Fashion influencer Paula Sutton shows us how it’s done.

Fashion influencer Paula Sutton shows us how it’s done. Photograph: @hillhousevintage/Instagram

Vogue are endorsing the trend. It named the boots as “a late entry for the shoe of the season” and this week mooted the idea of white wellies – based not on the footwear more usually worn by butchers, but instead on influencers including Pernille Teisbaek wearing the slightly less practical outfit of white wellies with bare legs and shorts.

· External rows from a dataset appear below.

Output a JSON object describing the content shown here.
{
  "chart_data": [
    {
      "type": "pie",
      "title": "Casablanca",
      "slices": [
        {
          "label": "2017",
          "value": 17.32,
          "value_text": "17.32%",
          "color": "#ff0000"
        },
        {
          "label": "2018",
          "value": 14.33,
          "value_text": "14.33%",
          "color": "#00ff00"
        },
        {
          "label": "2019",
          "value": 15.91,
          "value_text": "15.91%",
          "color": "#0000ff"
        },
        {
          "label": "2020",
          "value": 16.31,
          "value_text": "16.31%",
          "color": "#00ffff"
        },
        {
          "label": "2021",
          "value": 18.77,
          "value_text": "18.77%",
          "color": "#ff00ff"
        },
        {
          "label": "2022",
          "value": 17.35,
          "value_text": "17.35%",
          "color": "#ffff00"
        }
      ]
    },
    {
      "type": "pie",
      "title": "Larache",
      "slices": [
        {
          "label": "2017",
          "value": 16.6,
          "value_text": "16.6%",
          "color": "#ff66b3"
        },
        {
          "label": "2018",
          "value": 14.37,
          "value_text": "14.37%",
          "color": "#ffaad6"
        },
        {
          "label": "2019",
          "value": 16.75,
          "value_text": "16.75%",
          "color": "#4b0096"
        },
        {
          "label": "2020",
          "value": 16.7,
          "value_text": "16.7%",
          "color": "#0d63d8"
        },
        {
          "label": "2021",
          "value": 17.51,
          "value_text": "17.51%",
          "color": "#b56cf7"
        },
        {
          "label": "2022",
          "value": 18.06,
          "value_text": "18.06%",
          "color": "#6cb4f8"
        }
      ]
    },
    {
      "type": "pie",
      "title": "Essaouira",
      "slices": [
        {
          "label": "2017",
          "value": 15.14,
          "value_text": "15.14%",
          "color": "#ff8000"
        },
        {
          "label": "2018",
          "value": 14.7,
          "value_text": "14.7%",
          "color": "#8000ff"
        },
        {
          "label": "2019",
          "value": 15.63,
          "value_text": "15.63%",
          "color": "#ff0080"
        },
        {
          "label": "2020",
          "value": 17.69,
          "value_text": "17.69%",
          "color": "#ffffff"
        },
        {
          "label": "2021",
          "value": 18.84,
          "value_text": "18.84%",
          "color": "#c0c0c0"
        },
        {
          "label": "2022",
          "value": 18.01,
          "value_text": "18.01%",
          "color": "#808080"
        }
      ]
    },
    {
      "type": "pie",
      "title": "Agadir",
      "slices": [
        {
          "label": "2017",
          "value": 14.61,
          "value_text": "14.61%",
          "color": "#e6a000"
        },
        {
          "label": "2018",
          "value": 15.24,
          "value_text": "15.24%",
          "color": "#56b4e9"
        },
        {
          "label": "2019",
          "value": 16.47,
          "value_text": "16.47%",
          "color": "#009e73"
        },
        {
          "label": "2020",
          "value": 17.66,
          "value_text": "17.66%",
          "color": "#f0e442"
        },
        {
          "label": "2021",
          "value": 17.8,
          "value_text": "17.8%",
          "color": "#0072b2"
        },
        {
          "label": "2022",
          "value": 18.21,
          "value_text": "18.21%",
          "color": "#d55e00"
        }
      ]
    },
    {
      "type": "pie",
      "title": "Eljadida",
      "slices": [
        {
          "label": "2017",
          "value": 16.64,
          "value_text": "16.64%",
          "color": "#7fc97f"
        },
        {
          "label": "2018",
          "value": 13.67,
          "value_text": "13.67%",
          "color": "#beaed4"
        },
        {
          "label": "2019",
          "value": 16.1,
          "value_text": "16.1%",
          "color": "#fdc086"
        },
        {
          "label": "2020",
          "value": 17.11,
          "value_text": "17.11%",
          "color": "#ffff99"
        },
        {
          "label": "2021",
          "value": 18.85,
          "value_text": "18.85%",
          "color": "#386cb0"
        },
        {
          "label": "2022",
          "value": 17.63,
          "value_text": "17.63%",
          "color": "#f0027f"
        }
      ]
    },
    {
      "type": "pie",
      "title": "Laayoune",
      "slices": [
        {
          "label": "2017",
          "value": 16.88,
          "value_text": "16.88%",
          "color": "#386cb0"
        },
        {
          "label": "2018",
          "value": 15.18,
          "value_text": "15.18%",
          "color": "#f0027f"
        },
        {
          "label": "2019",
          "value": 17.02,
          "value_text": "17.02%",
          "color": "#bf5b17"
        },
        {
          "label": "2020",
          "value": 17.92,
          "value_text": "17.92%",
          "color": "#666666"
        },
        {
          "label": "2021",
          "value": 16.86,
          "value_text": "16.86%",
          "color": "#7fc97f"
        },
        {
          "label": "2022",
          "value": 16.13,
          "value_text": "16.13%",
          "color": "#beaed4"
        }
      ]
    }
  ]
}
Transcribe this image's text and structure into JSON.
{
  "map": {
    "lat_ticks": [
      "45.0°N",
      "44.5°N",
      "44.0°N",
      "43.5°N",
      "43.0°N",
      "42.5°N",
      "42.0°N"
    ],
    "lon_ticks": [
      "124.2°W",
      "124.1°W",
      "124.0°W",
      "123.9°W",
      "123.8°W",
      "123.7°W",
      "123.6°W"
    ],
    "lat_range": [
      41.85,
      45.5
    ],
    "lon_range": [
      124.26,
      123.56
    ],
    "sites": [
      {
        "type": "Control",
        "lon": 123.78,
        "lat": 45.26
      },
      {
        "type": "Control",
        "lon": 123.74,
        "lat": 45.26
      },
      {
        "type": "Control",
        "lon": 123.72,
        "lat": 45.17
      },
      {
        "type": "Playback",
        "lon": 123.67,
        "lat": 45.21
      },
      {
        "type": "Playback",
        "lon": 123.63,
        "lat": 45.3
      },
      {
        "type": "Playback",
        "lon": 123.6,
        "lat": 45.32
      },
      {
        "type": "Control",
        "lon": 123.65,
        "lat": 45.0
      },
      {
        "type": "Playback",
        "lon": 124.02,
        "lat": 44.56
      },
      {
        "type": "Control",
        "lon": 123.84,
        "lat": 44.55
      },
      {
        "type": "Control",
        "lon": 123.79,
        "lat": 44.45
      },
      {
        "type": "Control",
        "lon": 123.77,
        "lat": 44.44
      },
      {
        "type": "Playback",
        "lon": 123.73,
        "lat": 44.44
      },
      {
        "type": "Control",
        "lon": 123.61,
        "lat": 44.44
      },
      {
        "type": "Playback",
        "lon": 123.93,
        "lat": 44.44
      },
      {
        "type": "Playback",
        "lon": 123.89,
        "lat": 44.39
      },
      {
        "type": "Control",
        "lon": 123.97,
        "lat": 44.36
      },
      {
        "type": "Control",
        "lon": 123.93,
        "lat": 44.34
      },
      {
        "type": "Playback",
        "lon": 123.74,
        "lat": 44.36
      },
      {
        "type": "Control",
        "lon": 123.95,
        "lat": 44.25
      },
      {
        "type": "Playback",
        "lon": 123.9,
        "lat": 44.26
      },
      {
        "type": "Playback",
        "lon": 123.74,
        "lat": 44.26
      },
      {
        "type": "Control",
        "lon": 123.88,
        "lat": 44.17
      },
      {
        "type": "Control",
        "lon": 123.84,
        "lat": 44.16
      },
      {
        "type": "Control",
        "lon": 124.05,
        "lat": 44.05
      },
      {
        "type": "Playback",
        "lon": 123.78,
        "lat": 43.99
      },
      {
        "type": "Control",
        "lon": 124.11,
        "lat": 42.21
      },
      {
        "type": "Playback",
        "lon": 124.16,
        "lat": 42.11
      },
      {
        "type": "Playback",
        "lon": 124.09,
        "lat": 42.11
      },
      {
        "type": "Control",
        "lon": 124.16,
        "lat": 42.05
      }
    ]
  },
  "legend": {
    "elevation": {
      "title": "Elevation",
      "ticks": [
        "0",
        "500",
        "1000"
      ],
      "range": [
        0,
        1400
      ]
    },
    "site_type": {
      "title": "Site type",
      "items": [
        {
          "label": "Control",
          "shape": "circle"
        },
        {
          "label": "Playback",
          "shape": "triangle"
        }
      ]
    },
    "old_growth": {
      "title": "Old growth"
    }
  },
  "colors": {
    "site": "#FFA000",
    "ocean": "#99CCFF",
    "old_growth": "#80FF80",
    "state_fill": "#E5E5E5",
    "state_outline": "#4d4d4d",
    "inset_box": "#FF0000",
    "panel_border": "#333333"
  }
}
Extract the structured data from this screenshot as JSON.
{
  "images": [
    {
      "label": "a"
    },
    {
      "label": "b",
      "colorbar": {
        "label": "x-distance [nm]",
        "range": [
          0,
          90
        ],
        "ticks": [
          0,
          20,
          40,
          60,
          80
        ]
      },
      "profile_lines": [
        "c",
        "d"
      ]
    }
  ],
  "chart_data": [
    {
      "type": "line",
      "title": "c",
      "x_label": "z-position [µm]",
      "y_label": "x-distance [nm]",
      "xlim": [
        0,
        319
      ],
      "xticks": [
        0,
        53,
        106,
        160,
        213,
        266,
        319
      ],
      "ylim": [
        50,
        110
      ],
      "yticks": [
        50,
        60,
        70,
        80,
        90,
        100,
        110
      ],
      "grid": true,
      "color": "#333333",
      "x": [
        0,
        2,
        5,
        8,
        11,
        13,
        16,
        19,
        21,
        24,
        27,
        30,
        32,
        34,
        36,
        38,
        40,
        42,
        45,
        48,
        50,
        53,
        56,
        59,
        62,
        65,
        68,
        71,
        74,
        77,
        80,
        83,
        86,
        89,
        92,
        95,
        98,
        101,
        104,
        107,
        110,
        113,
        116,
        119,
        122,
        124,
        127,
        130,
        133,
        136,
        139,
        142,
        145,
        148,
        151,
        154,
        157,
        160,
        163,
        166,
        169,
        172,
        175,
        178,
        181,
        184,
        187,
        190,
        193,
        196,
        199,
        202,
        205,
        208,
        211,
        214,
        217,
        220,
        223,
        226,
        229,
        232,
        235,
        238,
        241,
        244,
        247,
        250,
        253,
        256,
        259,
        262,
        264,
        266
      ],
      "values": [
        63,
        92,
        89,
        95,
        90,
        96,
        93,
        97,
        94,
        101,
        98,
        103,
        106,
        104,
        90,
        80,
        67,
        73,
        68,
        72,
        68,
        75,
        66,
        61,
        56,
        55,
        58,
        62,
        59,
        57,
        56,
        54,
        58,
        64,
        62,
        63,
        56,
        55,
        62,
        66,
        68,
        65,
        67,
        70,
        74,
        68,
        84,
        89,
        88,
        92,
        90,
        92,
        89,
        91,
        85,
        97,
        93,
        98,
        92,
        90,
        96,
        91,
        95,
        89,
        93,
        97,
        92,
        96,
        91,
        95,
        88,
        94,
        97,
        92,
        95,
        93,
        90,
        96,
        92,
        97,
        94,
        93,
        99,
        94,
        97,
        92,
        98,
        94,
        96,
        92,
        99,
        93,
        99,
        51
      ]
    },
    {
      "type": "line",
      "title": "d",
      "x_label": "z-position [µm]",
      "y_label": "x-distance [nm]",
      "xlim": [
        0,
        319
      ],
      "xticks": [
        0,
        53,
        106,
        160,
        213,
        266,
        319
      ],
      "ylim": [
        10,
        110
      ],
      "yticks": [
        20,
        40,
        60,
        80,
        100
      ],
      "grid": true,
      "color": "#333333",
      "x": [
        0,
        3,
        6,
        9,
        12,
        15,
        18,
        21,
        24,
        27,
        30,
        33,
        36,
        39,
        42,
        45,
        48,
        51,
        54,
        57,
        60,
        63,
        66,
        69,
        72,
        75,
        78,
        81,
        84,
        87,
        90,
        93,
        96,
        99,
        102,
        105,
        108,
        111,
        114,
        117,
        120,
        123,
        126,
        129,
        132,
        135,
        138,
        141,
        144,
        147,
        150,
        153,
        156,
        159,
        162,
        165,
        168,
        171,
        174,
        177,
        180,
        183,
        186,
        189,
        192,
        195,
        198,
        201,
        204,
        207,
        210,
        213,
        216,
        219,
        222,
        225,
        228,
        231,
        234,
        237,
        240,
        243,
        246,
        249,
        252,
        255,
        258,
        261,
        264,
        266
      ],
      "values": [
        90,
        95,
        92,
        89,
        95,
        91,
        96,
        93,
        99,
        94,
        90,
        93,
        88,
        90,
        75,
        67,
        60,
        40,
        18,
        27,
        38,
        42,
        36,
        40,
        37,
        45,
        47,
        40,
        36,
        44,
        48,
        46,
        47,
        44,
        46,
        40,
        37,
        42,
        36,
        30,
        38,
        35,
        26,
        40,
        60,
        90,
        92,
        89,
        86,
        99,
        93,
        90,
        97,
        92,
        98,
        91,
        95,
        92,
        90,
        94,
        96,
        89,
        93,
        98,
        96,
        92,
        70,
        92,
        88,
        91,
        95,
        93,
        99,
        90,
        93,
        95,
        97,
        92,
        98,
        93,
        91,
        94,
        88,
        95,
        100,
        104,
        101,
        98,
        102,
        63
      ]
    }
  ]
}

Other examples of welly fashion moments include Lily Collins in a yellow pair in the Netflix series Emily in Paris, Timothée Chalamet on the cover of this month’s GQ and influencers such as Paula Sutton, posting selfies of herself wearing wellies on her country estate.

Unlike the last welly fashion moment – Kate Moss and friends in Hunters at Glastonbury circa 2005 – this isn’t just for festivals. The stylist Melissa Jane Tarling wears hers with tailoring. “I’ve started to tuck the hem of the trouser into the boot,” she says. “I’m wearing [them with] voluminous overcoats and cashmere scarves.”

A model wears the Prada boot at Milan fashion week in February 2020.

A model wears the Prada boot at Milan fashion week in February 2020. Photograph: Victor Virgile/Gamma-Rapho/Getty Images

The welly fits into the so-called “cottagecore” trend, which fetishises rural life, complete with fields, farms and authentic mud. A picture of a young Princess Diana in the countryside wearing Hunters in 1981 has become a style reference for a new generation. Chalamet’s GQ cover has him “hiding out in Woodstock”. A rural address – once a sign that someone was woefully outside fashionable metropolitan life – is becoming an aspiration. “I think wellies can make us feel like we have access to the great outdoors even if we don’t,” says Rochell. “An increased number of people in my peer group [are] wanting to head out of the city and into the countryside to escape what’s happening,” says Tarling. “Yes, this might sound slightly trivial in the grand scheme of things, but what better way to do this than to be wearing your practical and elevated pair of wellington boots?”